Alejandro Sanz is getting real competitive…
The 48-year-oldSpanish singer-songwriter, a 17-time Latin Grammy winner and three-time Grammy winner, is partnering with music producer Javier Limon on an original primetime entertainment format, Son of Songs.
A music talent contest that celebrates the vast range of styles open to modern artists, Son of Songs will be produced by Mediapro, Gazul Producciones, which represents Sanz, and the Limon’s U.S.-based record production label, Casa Limon.
Son of Songs also marks one of the earliest formats to emerge from Mediapro as its drives into upscale TV production.
With Sanz also taking an executive producer credit, Son of Songs’ format features eight young talents, drawn from different styles of music, who pay tribute to a guest star performing their greatest hits in different styles. The format is based on the idea that the musical idea of any song can be interpreted in any style: Jazz, blues, hip-hop, Latin, dance, or flamenco, Mediapro said in a statement.
Now in development, but with first images and content recorded in Boston by young musicians at its prestigious Berklee College of Music, Son of Songs yokes the talents and channels the music passions of two key Spanish music industry figures who have successfully crossed over to the U.S, and Latin America.
Selling 25 million albums to date, Sanz broke through internationally with 1997’s Mas. Including “Corazón Partío,” it sold two-million-plus copies in Spain, making it the most-sold album in history. It also vindicated a style which, however much based on romantic ballads laced with flamenco tropes, has seen experimented throughout Sanz’s career with fusions of jazz, R & B, soul and pop – an inclusiveness which has led Sanz to record with multiple artists from Alicia Keys to Shakira, Michael Jackson to The Corrs.

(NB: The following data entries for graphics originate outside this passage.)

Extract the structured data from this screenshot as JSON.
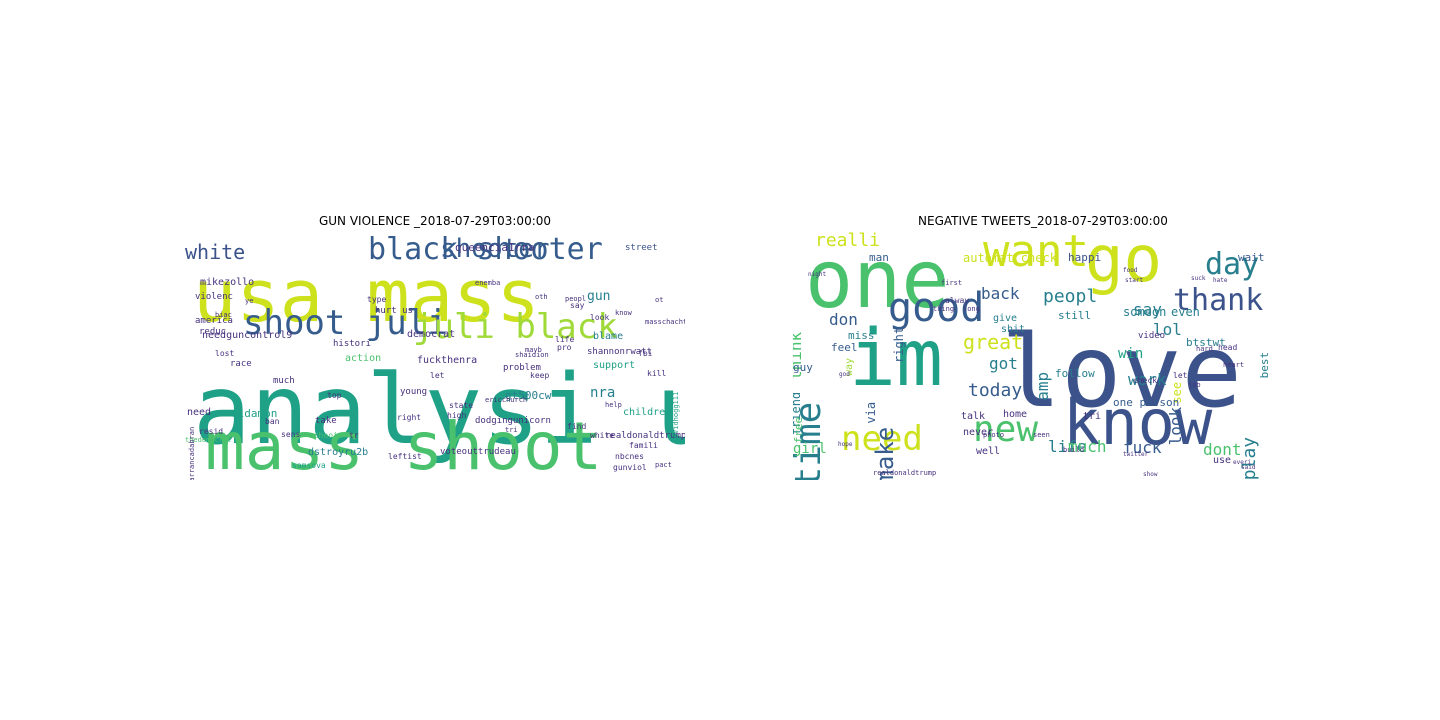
{
  "palette": {
    "purple": "#46327e",
    "indigo": "#3b528b",
    "blue": "#365c8d",
    "teal": "#277f8e",
    "green": "#1fa187",
    "lime": "#4ac16d",
    "yellowgreen": "#a0da39",
    "yellow": "#cde11d"
  },
  "panels": [
    {
      "title": "GUN VIOLENCE _2018-07-29T03:00:00",
      "words": [
        {
          "t": "analysi usa",
          "c": "green",
          "s": 96
        },
        {
          "t": "usa mass",
          "c": "yellow",
          "s": 72
        },
        {
          "t": "mass shoot",
          "c": "lime",
          "s": 66
        },
        {
          "t": "shoot juli",
          "c": "blue",
          "s": 34
        },
        {
          "t": "juli black",
          "c": "yellowgreen",
          "s": 34
        },
        {
          "t": "black shooter",
          "c": "blue",
          "s": 30
        },
        {
          "t": "shooter",
          "c": "blue",
          "s": 26
        },
        {
          "t": "white",
          "c": "indigo",
          "s": 20
        },
        {
          "t": "queencia1rra",
          "c": "purple",
          "s": 11
        },
        {
          "t": "street",
          "c": "indigo",
          "s": 9
        },
        {
          "t": "gun",
          "c": "teal",
          "s": 13
        },
        {
          "t": "mikezollo",
          "c": "purple",
          "s": 10
        },
        {
          "t": "violenc",
          "c": "purple",
          "s": 9
        },
        {
          "t": "needguncontrol9",
          "c": "purple",
          "s": 10
        },
        {
          "t": "shannonrwatt",
          "c": "purple",
          "s": 9
        },
        {
          "t": "democrat",
          "c": "purple",
          "s": 10
        },
        {
          "t": "blame",
          "c": "teal",
          "s": 10
        },
        {
          "t": "support",
          "c": "green",
          "s": 10
        },
        {
          "t": "histori",
          "c": "purple",
          "s": 9
        },
        {
          "t": "action",
          "c": "lime",
          "s": 10
        },
        {
          "t": "fuckthenra",
          "c": "purple",
          "s": 10
        },
        {
          "t": "nra",
          "c": "teal",
          "s": 14
        },
        {
          "t": "problem",
          "c": "purple",
          "s": 9
        },
        {
          "t": "gt500cw",
          "c": "teal",
          "s": 11
        },
        {
          "t": "eldamon",
          "c": "green",
          "s": 11
        },
        {
          "t": "children",
          "c": "green",
          "s": 10
        },
        {
          "t": "need",
          "c": "purple",
          "s": 10
        },
        {
          "t": "dodgingunicorn",
          "c": "purple",
          "s": 9
        },
        {
          "t": "realdonaldtrump",
          "c": "purple",
          "s": 9
        },
        {
          "t": "dstroyru2b",
          "c": "teal",
          "s": 10
        },
        {
          "t": "voteouttrudeau",
          "c": "purple",
          "s": 9
        },
        {
          "t": "nbcnes",
          "c": "purple",
          "s": 8
        },
        {
          "t": "leftist",
          "c": "purple",
          "s": 8
        },
        {
          "t": "samsova",
          "c": "green",
          "s": 8
        },
        {
          "t": "race",
          "c": "purple",
          "s": 9
        },
        {
          "t": "much",
          "c": "purple",
          "s": 9
        },
        {
          "t": "young",
          "c": "purple",
          "s": 9
        },
        {
          "t": "take",
          "c": "purple",
          "s": 9
        },
        {
          "t": "right",
          "c": "purple",
          "s": 8
        },
        {
          "t": "kill",
          "c": "purple",
          "s": 8
        },
        {
          "t": "keep",
          "c": "purple",
          "s": 8
        },
        {
          "t": "state",
          "c": "purple",
          "s": 8
        },
        {
          "t": "hurt us",
          "c": "purple",
          "s": 9
        },
        {
          "t": "type",
          "c": "purple",
          "s": 8
        },
        {
          "t": "america",
          "c": "purple",
          "s": 9
        },
        {
          "t": "reduc",
          "c": "purple",
          "s": 9
        },
        {
          "t": "lost",
          "c": "purple",
          "s": 8
        },
        {
          "t": "top",
          "c": "purple",
          "s": 8
        },
        {
          "t": "ban",
          "c": "purple",
          "s": 8
        },
        {
          "t": "sens",
          "c": "purple",
          "s": 8
        },
        {
          "t": "resid",
          "c": "purple",
          "s": 8
        },
        {
          "t": "schooi",
          "c": "lime",
          "s": 8
        },
        {
          "t": "find",
          "c": "purple",
          "s": 8
        },
        {
          "t": "famili",
          "c": "purple",
          "s": 8
        },
        {
          "t": "gunviol",
          "c": "purple",
          "s": 8
        },
        {
          "t": "high",
          "c": "purple",
          "s": 8
        },
        {
          "t": "look",
          "c": "purple",
          "s": 8
        },
        {
          "t": "white",
          "c": "purple",
          "s": 8
        },
        {
          "t": "let",
          "c": "purple",
          "s": 8
        },
        {
          "t": "say",
          "c": "purple",
          "s": 8
        },
        {
          "t": "pro",
          "c": "purple",
          "s": 8
        },
        {
          "t": "life",
          "c": "purple",
          "s": 8
        },
        {
          "t": "fbi",
          "c": "purple",
          "s": 8
        },
        {
          "t": "peopl",
          "c": "purple",
          "s": 7
        },
        {
          "t": "know",
          "c": "purple",
          "s": 7
        },
        {
          "t": "tr",
          "c": "purple",
          "s": 8
        },
        {
          "t": "ericchurch",
          "c": "purple",
          "s": 7
        },
        {
          "t": "shaidion",
          "c": "purple",
          "s": 7
        },
        {
          "t": "masschacht",
          "c": "purple",
          "s": 7
        },
        {
          "t": "enemba",
          "c": "purple",
          "s": 7
        },
        {
          "t": "thedemocrat",
          "c": "lime",
          "s": 7
        },
        {
          "t": "arrancadabran",
          "c": "purple",
          "s": 7
        },
        {
          "t": "davidhogg111",
          "c": "green",
          "s": 7
        },
        {
          "t": "mayb",
          "c": "purple",
          "s": 7
        },
        {
          "t": "help",
          "c": "purple",
          "s": 7
        },
        {
          "t": "ot",
          "c": "purple",
          "s": 7
        },
        {
          "t": "biac",
          "c": "purple",
          "s": 7
        },
        {
          "t": "tri",
          "c": "purple",
          "s": 7
        },
        {
          "t": "ye",
          "c": "purple",
          "s": 7
        },
        {
          "t": "oth",
          "c": "purple",
          "s": 7
        },
        {
          "t": "pact",
          "c": "purple",
          "s": 7
        }
      ]
    },
    {
      "title": "NEGATIVE TWEETS_2018-07-29T03:00:00",
      "words": [
        {
          "t": "love",
          "c": "indigo",
          "s": 100
        },
        {
          "t": "one",
          "c": "lime",
          "s": 80
        },
        {
          "t": "im",
          "c": "green",
          "s": 78
        },
        {
          "t": "know",
          "c": "indigo",
          "s": 62
        },
        {
          "t": "go",
          "c": "yellow",
          "s": 64
        },
        {
          "t": "want",
          "c": "yellow",
          "s": 44
        },
        {
          "t": "good",
          "c": "blue",
          "s": 40
        },
        {
          "t": "time",
          "c": "teal",
          "s": 36
        },
        {
          "t": "need",
          "c": "yellow",
          "s": 34
        },
        {
          "t": "new",
          "c": "lime",
          "s": 36
        },
        {
          "t": "thank",
          "c": "indigo",
          "s": 30
        },
        {
          "t": "day",
          "c": "teal",
          "s": 30
        },
        {
          "t": "make",
          "c": "blue",
          "s": 24
        },
        {
          "t": "great",
          "c": "yellow",
          "s": 20
        },
        {
          "t": "realli",
          "c": "yellow",
          "s": 18
        },
        {
          "t": "peopl",
          "c": "teal",
          "s": 18
        },
        {
          "t": "say",
          "c": "teal",
          "s": 16
        },
        {
          "t": "back",
          "c": "blue",
          "s": 16
        },
        {
          "t": "look",
          "c": "blue",
          "s": 16
        },
        {
          "t": "play",
          "c": "teal",
          "s": 18
        },
        {
          "t": "think",
          "c": "lime",
          "s": 16
        },
        {
          "t": "don",
          "c": "blue",
          "s": 16
        },
        {
          "t": "today",
          "c": "blue",
          "s": 18
        },
        {
          "t": "got",
          "c": "teal",
          "s": 16
        },
        {
          "t": "lol",
          "c": "teal",
          "s": 16
        },
        {
          "t": "work",
          "c": "teal",
          "s": 16
        },
        {
          "t": "life",
          "c": "teal",
          "s": 16
        },
        {
          "t": "much",
          "c": "lime",
          "s": 16
        },
        {
          "t": "fuck",
          "c": "blue",
          "s": 16
        },
        {
          "t": "dont",
          "c": "lime",
          "s": 16
        },
        {
          "t": "amp",
          "c": "teal",
          "s": 16
        },
        {
          "t": "win",
          "c": "green",
          "s": 14
        },
        {
          "t": "girl",
          "c": "lime",
          "s": 14
        },
        {
          "t": "friend",
          "c": "teal",
          "s": 12
        },
        {
          "t": "right",
          "c": "blue",
          "s": 12
        },
        {
          "t": "via",
          "c": "blue",
          "s": 12
        },
        {
          "t": "automat check",
          "c": "yellow",
          "s": 12
        },
        {
          "t": "happi",
          "c": "indigo",
          "s": 11
        },
        {
          "t": "wait",
          "c": "blue",
          "s": 11
        },
        {
          "t": "man",
          "c": "blue",
          "s": 11
        },
        {
          "t": "someon",
          "c": "teal",
          "s": 12
        },
        {
          "t": "even",
          "c": "teal",
          "s": 12
        },
        {
          "t": "still",
          "c": "teal",
          "s": 11
        },
        {
          "t": "give",
          "c": "teal",
          "s": 10
        },
        {
          "t": "shit",
          "c": "teal",
          "s": 10
        },
        {
          "t": "miss",
          "c": "teal",
          "s": 11
        },
        {
          "t": "feel",
          "c": "blue",
          "s": 11
        },
        {
          "t": "guy",
          "c": "blue",
          "s": 11
        },
        {
          "t": "way",
          "c": "yellowgreen",
          "s": 10
        },
        {
          "t": "btstwt",
          "c": "teal",
          "s": 11
        },
        {
          "t": "see",
          "c": "yellow",
          "s": 12
        },
        {
          "t": "best",
          "c": "teal",
          "s": 11
        },
        {
          "t": "follow",
          "c": "teal",
          "s": 11
        },
        {
          "t": "one person",
          "c": "blue",
          "s": 11
        },
        {
          "t": "home",
          "c": "purple",
          "s": 10
        },
        {
          "t": "talk",
          "c": "purple",
          "s": 10
        },
        {
          "t": "well",
          "c": "purple",
          "s": 10
        },
        {
          "t": "never",
          "c": "purple",
          "s": 10
        },
        {
          "t": "free",
          "c": "lime",
          "s": 11
        },
        {
          "t": "use",
          "c": "purple",
          "s": 10
        },
        {
          "t": "tri",
          "c": "purple",
          "s": 10
        },
        {
          "t": "video",
          "c": "purple",
          "s": 9
        },
        {
          "t": "check",
          "c": "purple",
          "s": 8
        },
        {
          "t": "head",
          "c": "purple",
          "s": 8
        },
        {
          "t": "let",
          "c": "purple",
          "s": 8
        },
        {
          "t": "job",
          "c": "purple",
          "s": 7
        },
        {
          "t": "build",
          "c": "purple",
          "s": 7
        },
        {
          "t": "photo",
          "c": "purple",
          "s": 7
        },
        {
          "t": "seen",
          "c": "purple",
          "s": 7
        },
        {
          "t": "hard",
          "c": "purple",
          "s": 7
        },
        {
          "t": "heart",
          "c": "purple",
          "s": 7
        },
        {
          "t": "alway",
          "c": "purple",
          "s": 8
        },
        {
          "t": "long",
          "c": "purple",
          "s": 7
        },
        {
          "t": "thing",
          "c": "purple",
          "s": 7
        },
        {
          "t": "first",
          "c": "purple",
          "s": 7
        },
        {
          "t": "realdonaldtrump",
          "c": "purple",
          "s": 7
        },
        {
          "t": "start",
          "c": "purple",
          "s": 6
        },
        {
          "t": "food",
          "c": "purple",
          "s": 6
        },
        {
          "t": "hate",
          "c": "purple",
          "s": 6
        },
        {
          "t": "suck",
          "c": "purple",
          "s": 6
        },
        {
          "t": "said",
          "c": "purple",
          "s": 6
        },
        {
          "t": "show",
          "c": "purple",
          "s": 6
        },
        {
          "t": "hope",
          "c": "purple",
          "s": 6
        },
        {
          "t": "god",
          "c": "purple",
          "s": 6
        },
        {
          "t": "night",
          "c": "purple",
          "s": 6
        },
        {
          "t": "twitter",
          "c": "purple",
          "s": 6
        },
        {
          "t": "everi",
          "c": "purple",
          "s": 6
        }
      ]
    }
  ]
}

The winner of 10 Grammys, Limon’s Casa Limon has presented Lagrimas Negras and Buika, and produced concerts, documentaries and television programs. A producer, composer and performer, the key to his work has been its diversity, in both the geographic origin and styles of the great artists he has collaborated with, from Paco de Lucia, Enrique Morente and Joaquin Sabina in Spain to Cuba’s Bebo Valdés, Mexico’s Chavela Vargas, the U.K.’s Nick Lowe and India’s Anoushka Shankar. He also serves as artistic director at the Berklee College of Music.